The reaction force ratio at each temperature, when the reaction force at + 20 ° C. was set to 1 by repeatedly changing the reaction force at each temperature, is indicated by a square in FIG.

In the above measurement, the compression rate was set to 0.10%
/ Sec. (Amount of compression of the model per second) to 100% /
The reaction force ratio at each compression speed when the reaction force at a compression speed of 1.0% / sec. is set to 1 by repeatedly performing the process in several steps up to sec. Results As shown in FIGS. 3 and 4 above, the characteristic curve of the tensile stress of the ring-shaped test piece in the example almost coincides with the characteristic curve of the reaction force of the model of the conventional fender.
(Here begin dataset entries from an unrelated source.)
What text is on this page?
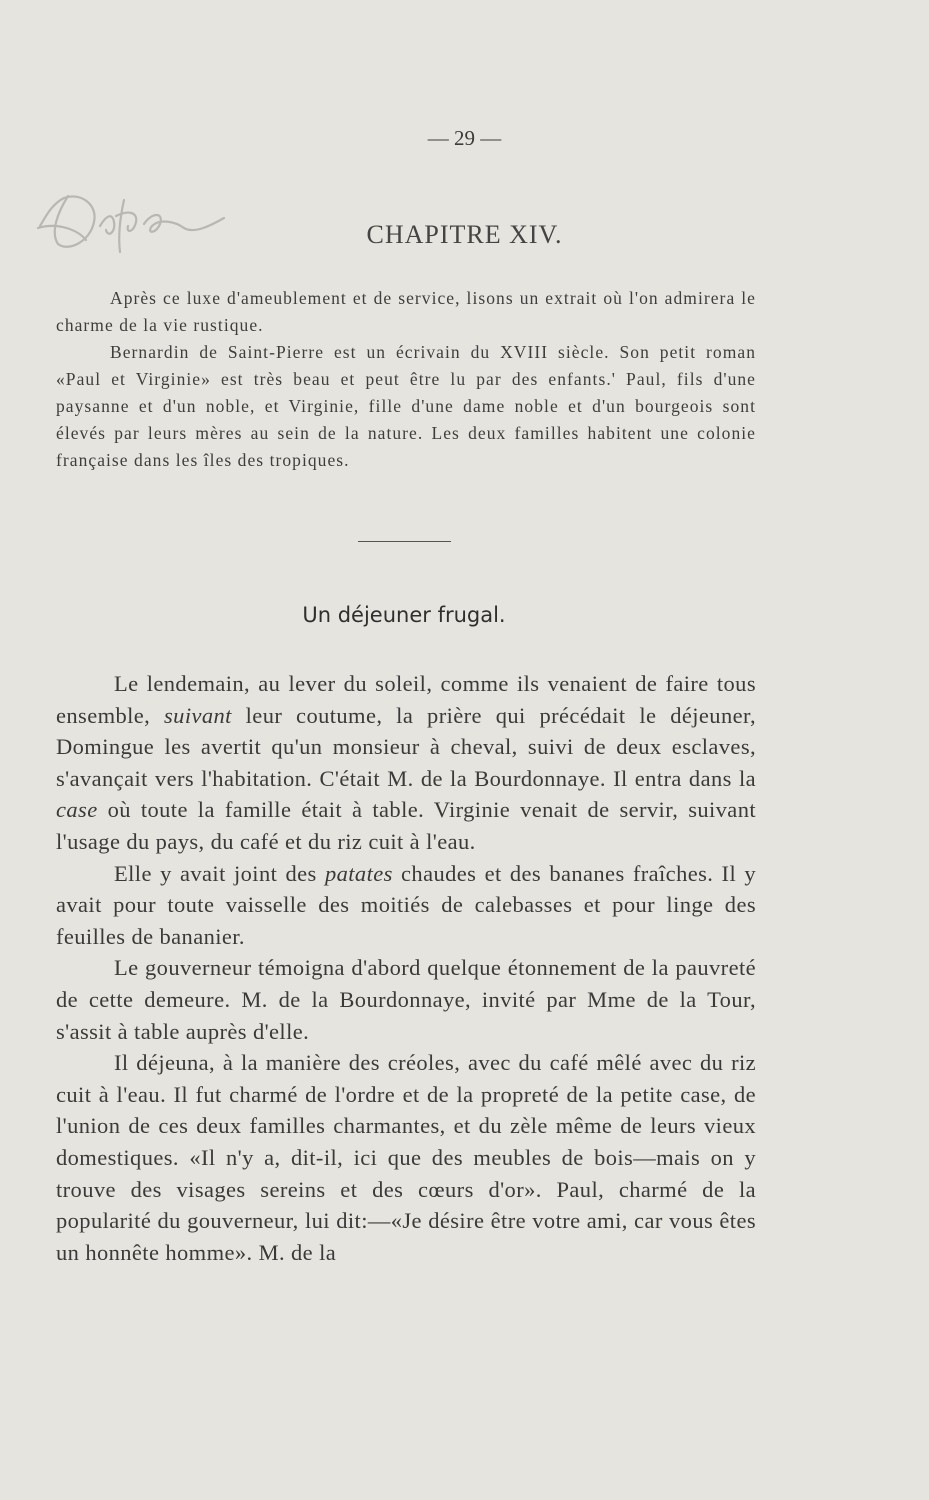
— 29 —
CHAPITRE XIV.

Après ce luxe d'ameublement et de service, lisons un extrait où l'on admirera le charme de la vie rustique.

Bernardin de Saint-Pierre est un écrivain du XVIII siècle. Son petit roman «Paul et Virginie» est très beau et peut être lu par des enfants.' Paul, fils d'une paysanne et d'un noble, et Virginie, fille d'une dame noble et d'un bourgeois sont élevés par leurs mères au sein de la nature. Les deux familles habitent une colonie française dans les îles des tropiques.

Un déjeuner frugal.

Le lendemain, au lever du soleil, comme ils venaient de faire tous ensemble, suivant leur coutume, la prière qui précédait le déjeuner, Domingue les avertit qu'un monsieur à cheval, suivi de deux esclaves, s'avançait vers l'habitation. C'était M. de la Bourdonnaye. Il entra dans la case où toute la famille était à table. Virginie venait de servir, suivant l'usage du pays, du café et du riz cuit à l'eau.

Elle y avait joint des patates chaudes et des bananes fraîches. Il y avait pour toute vaisselle des moitiés de calebasses et pour linge des feuilles de bananier.

Le gouverneur témoigna d'abord quelque étonnement de la pauvreté de cette demeure. M. de la Bourdonnaye, invité par Mme de la Tour, s'assit à table auprès d'elle.

Il déjeuna, à la manière des créoles, avec du café mêlé avec du riz cuit à l'eau. Il fut charmé de l'ordre et de la propreté de la petite case, de l'union de ces deux familles charmantes, et du zèle même de leurs vieux domestiques. «Il n'y a, dit-il, ici que des meubles de bois—mais on y trouve des visages sereins et des cœurs d'or». Paul, charmé de la popularité du gouverneur, lui dit:—«Je désire être votre ami, car vous êtes un honnête homme». M. de la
From this, it was confirmed that according to the method for testing the characteristics of the fender according to the present invention, the performance of the actual fender can be more easily, reliably, and inexpensively compared to the method using the conventional model.

[0025]

As described in detail above, according to the present invention,
Simple, reliable, and inexpensive performance of actual fenders by simply performing a tensile test with a ring-shaped test piece stretched between a pair of tensile members without using a model with a complicated shape, etc. Has a specific effect of being able to determine.

[Brief description of the drawings]

FIG. 1 is a diagram showing an example of a test apparatus for performing a method for testing the characteristics of a fender according to the present invention.
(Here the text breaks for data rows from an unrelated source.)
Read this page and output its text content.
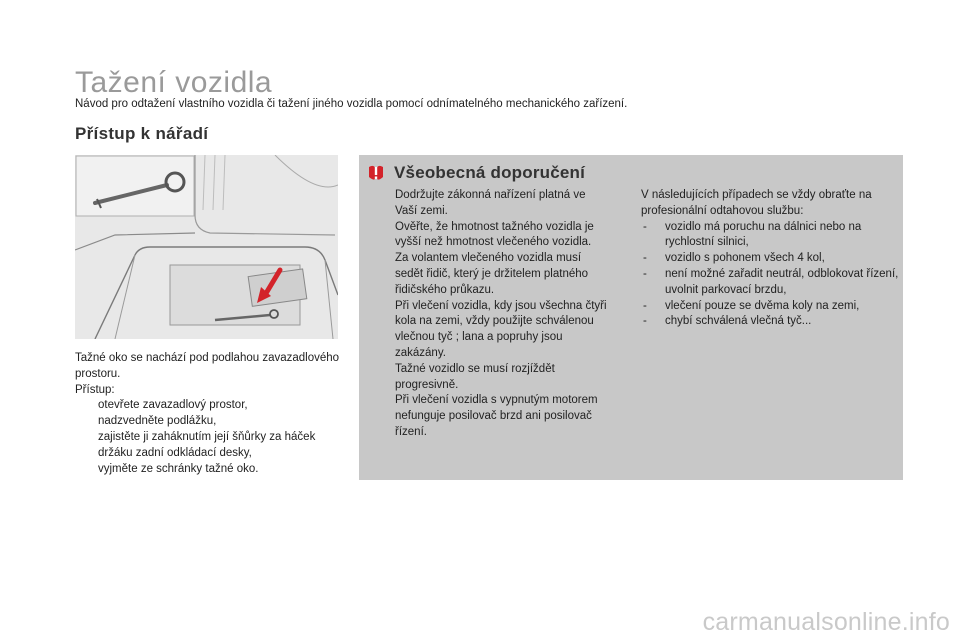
Tažení vozidla
Návod pro odtažení vlastního vozidla či tažení jiného vozidla pomocí odnímatelného mechanického zařízení.
Přístup k nářadí

Tažné oko se nachází pod podlahou zavazadlového prostoru.

Přístup:

otevřete zavazadlový prostor,
nadzvedněte podlážku,
zajistěte ji zaháknutím její šňůrky za háček držáku zadní odkládací desky,
vyjměte ze schránky tažné oko.
Všeobecná doporučení

Dodržujte zákonná nařízení platná ve Vaší zemi.

Ověřte, že hmotnost tažného vozidla je vyšší než hmotnost vlečeného vozidla.

Za volantem vlečeného vozidla musí sedět řidič, který je držitelem platného řidičského průkazu.

Při vlečení vozidla, kdy jsou všechna čtyři kola na zemi, vždy použijte schválenou vlečnou tyč ; lana a popruhy jsou zakázány.

Tažné vozidlo se musí rozjíždět progresivně.

Při vlečení vozidla s vypnutým motorem nefunguje posilovač brzd ani posilovač řízení.

V následujících případech se vždy obraťte na profesionální odtahovou službu:

- vozidlo má poruchu na dálnici nebo na rychlostní silnici,
- vozidlo s pohonem všech 4 kol,
- není možné zařadit neutrál, odblokovat řízení, uvolnit parkovací brzdu,
- vlečení pouze se dvěma koly na zemi,
- chybí schválená vlečná tyč...
carmanualsonline.info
FIGS. 2A and 2B are diagrams showing an example of a test piece used in the test apparatus, wherein FIG. 2A is a front view and FIG. 2B is a side view.

FIG. 3 shows a characteristic curve of a tensile stress ratio with respect to a change in temperature obtained in the embodiment of the present invention, and a characteristic of a reaction force ratio with respect to a change in temperature obtained in a conventional example using a model of a fender. It is a graph which shows a curve.

FIG. 4 is a graph showing a characteristic curve of a tensile stress ratio with respect to a change in tensile speed obtained in an example of the present invention and a characteristic curve of a reaction force ratio with respect to a change in compression speed obtained in the conventional example. It is.

FIG. 5 is a diagram showing an example of a conventional method for measuring reaction force characteristics using a model of a fender.

[Explanation of symbols]

 1 Test pieces 21, 22 Tensile members

Claims (3)

[Claims] The characteristics of a fender made of an elastic material with respect to a change in a specific condition of a reaction force at the time of compression are measured by using a ring-shaped test piece made of the same elastic material between a pair of tension members. A characteristic test method for a fender, characterized in that the characteristic is determined from a characteristic curve of a tensile stress with respect to a change in the same or similar test conditions as described above when a tensile test is carried out in a state where the fender is stretched. 2. The fender according to claim 1, wherein the characteristic of the reaction force of the fender against the temperature change is determined from the characteristic curve of the tensile stress with respect to the temperature change in the tensile test of the ring-shaped test piece. Material property test method. 3. The method according to claim 1, wherein the characteristic of the reaction force of the fender against the change of the compression speed is determined from the characteristic curve of the tensile stress of the ring-shaped test piece with respect to the change of the tensile speed during the tensile test. Test method for fender characteristics.